I propose that the whole idea of an operating system that needs to restart in order to update or fix errors is fundamentally flawed and has its roots in the days when processor time and memory use were drastically more limited and more carefully budgeted in programming than they need to be now. If we continue to hold on to programming habits and traditions formed in those early days, future progress may slow or even halt when our technology begins demanding more efficient, dynamic infrastructures on which to think and perform calculations. When such a day comes, we might be left scratching our heads wondering what the big holdup is – unless we are ready.
For what reason do we have files in our systems that the operating system needs to protect from change while running? I believe that this may have originated in the days when the first two digits of the year were dropped to save space in the memory. The programmers didn’t consider that eventually the year wouldn’t start with a nineteen, or that such savings in memory would be trivial in just a few short years. I think that in order to keep the processor free to run programs in the operating system, programmers avoided having to reference certain system files more than once while the operating system is running. By reading them once at startup, then deeming them “untouchable” during operation, they avoided having to read the same information several times while running. Whether I have this particular detail correct or not, I think the basics of the idea are based in processor usage or memory management somehow. Either way, programmers did not realize that one day computer processors would be capable of performing calculations several times faster than most users would require of them and memory would be measured in terabytes rather than kilobytes.
In order to clearly see a need for change, we can travel into the future. Imagine a robotic surgeon performing an emergency surgery in a remote area of the world. This robot may be completely autonomous, or it may be remotely guided in some capacity by a human surgeon.
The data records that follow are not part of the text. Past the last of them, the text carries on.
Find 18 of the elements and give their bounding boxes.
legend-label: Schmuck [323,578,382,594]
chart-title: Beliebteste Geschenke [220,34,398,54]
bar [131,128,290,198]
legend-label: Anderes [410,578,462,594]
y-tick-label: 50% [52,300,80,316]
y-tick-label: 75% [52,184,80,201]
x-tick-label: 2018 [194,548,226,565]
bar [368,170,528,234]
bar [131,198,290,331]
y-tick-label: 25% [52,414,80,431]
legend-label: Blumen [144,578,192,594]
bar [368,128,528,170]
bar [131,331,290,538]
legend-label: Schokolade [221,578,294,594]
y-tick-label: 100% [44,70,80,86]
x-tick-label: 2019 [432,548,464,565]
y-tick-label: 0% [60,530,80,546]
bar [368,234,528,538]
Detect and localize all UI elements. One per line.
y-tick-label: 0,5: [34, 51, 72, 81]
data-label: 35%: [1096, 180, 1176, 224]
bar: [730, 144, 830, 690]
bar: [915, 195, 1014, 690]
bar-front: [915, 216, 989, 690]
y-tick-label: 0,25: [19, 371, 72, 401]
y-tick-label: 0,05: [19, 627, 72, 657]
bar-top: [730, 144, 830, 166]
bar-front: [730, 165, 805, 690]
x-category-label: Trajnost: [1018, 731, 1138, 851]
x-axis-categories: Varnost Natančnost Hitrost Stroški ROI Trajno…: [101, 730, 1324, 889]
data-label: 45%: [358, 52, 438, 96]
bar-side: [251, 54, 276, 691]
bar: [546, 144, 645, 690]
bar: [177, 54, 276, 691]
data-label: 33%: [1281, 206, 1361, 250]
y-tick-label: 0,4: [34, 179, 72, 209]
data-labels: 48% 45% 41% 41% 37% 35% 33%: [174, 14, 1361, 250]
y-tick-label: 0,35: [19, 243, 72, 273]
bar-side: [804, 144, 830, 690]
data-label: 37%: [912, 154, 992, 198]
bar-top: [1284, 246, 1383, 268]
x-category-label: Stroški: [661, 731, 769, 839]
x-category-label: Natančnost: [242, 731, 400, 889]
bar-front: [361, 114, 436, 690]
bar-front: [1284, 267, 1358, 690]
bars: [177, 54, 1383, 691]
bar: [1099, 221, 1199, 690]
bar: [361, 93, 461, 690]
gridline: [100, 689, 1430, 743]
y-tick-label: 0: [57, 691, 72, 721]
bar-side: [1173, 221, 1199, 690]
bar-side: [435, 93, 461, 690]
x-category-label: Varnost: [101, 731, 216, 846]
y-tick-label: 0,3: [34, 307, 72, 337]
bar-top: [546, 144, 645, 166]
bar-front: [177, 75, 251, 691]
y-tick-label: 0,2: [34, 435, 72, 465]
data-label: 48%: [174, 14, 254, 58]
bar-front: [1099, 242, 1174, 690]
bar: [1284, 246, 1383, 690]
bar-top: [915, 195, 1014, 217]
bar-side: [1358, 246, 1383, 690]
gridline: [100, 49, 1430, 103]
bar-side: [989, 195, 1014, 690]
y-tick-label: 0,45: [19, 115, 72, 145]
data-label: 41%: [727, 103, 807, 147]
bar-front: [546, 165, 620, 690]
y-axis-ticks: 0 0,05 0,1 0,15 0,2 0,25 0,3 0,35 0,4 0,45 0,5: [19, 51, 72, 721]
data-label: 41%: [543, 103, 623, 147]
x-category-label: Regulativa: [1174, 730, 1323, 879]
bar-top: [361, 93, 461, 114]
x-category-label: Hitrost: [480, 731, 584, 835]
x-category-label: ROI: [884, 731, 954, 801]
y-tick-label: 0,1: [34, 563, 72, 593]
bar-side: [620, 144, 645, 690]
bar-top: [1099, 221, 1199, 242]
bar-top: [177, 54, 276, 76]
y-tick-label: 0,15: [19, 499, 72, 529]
The operation begins, the first slice cleanly revealing the innards of our poor, doomed example subject. A few cuts later and a major organ will be in jeopardy. There will be a thirty second window to take needed precautions to prevent this patient from being seriously injured or even killed. Our multi-limbed machine is fully capable of performing this task in under ten seconds, but suddenly, as the thirty second window opens, a fatal error occurs in the operating system code. A blue screen of death shines in the background while our patient is beginning to die in the foreground. A redundant system realizes the problem and restarts the main computer. Backup processes would have been able to carry out the instructions necessary to save this man’s life, but the data has been corrupted and needs to be restored. Luckily, this is the future, and our system restarts in just under ten seconds. The local data is restored by logging into the robot’s online data cloud and reconstructing the damaged areas. Finally, nearly fifteen seconds in to this critical countdown the surgeon begins saving the dying organ. Unfortunately, the process takes twenty seconds, and fatal damage has already been done. The patient dies.
Admittedly, even more redundant systems would probably exist on such an important machine, several of which redundancies would be fully capable of accessing uncorrupted, collectively managed data and completing the surgery without incident. My point wouldn’t be made quite so clearly though if redundant systems had saved the patient. The question is, why should our systems need to restart when an error is encountered? Shouldn’t proper, modular programming techniques be able to circumvent the need to completely reboot the whole operating system? It is both expensive and impractical to simply give every important computer system several redundant iterations of itself.
With processor speed so high and memory so freely available, I don’t see why we can’t have a certain amount of built-in redundancy for every individual computer without having to install physical clones of the computer. Systems exist that will add redundancy to data storage (like the Drobo), but even these techniques cannot prevent your system from needing to restart after certain errors. In a modular operating system, a fatal error should only require the affected module to restart, not the entire system. If the module that encounters the error is a critical system module that would cripple the entire operating system while disabled, then a redundant module should exist to prevent the user from being affected by the error.
For another silly example from the future, let’s visit the computer system that handles traffic movements. This system monitors traffic needs and controls traffic flow in an entire city. It networks with traffic computers in other cities to gather data about movements between the two cities. It connects with individuals’ calendars to help them get to appointments on time. This computer is a very busy system. Once a week, though, at three am (on Wednesday), it logs in to its manufacturer’s website to check for updates. If it finds any updates, it stops traffic for ten seconds while it reboots.
Ridiculous? Yes. If a computer is controlling traffic, the vehicles may be moving at amazing speeds. Ten seconds holding still, rather than moving at five hundred miles per hour, could mean big financial loss for businesses that rely on the quick movements of goods or people. Ten seconds not moving might seem like an eternity to a mother in labor on the way to the hospital, or a young man who has swallowed his iPhone and can’t breathe.
The traffic computer should be able to make changes to its system files without needing to shut down and restart. A modular system that isn’t afraid to reference itself dynamically should be able to make changes on the fly without exhibiting the archaic behavior of our current computers.
Why should we wait for such changes in operating system philosophy to become necessary? We are ready now, we have the processing power now, let’s do this – now. I call on operating system programmers everywhere (and anyone else who wants to help) to organize and begin redesigning the operating system from the ground up to be modular, redundant, resilient to errors and dynamically capable of updating without ever needing to restart, reboot or shut down.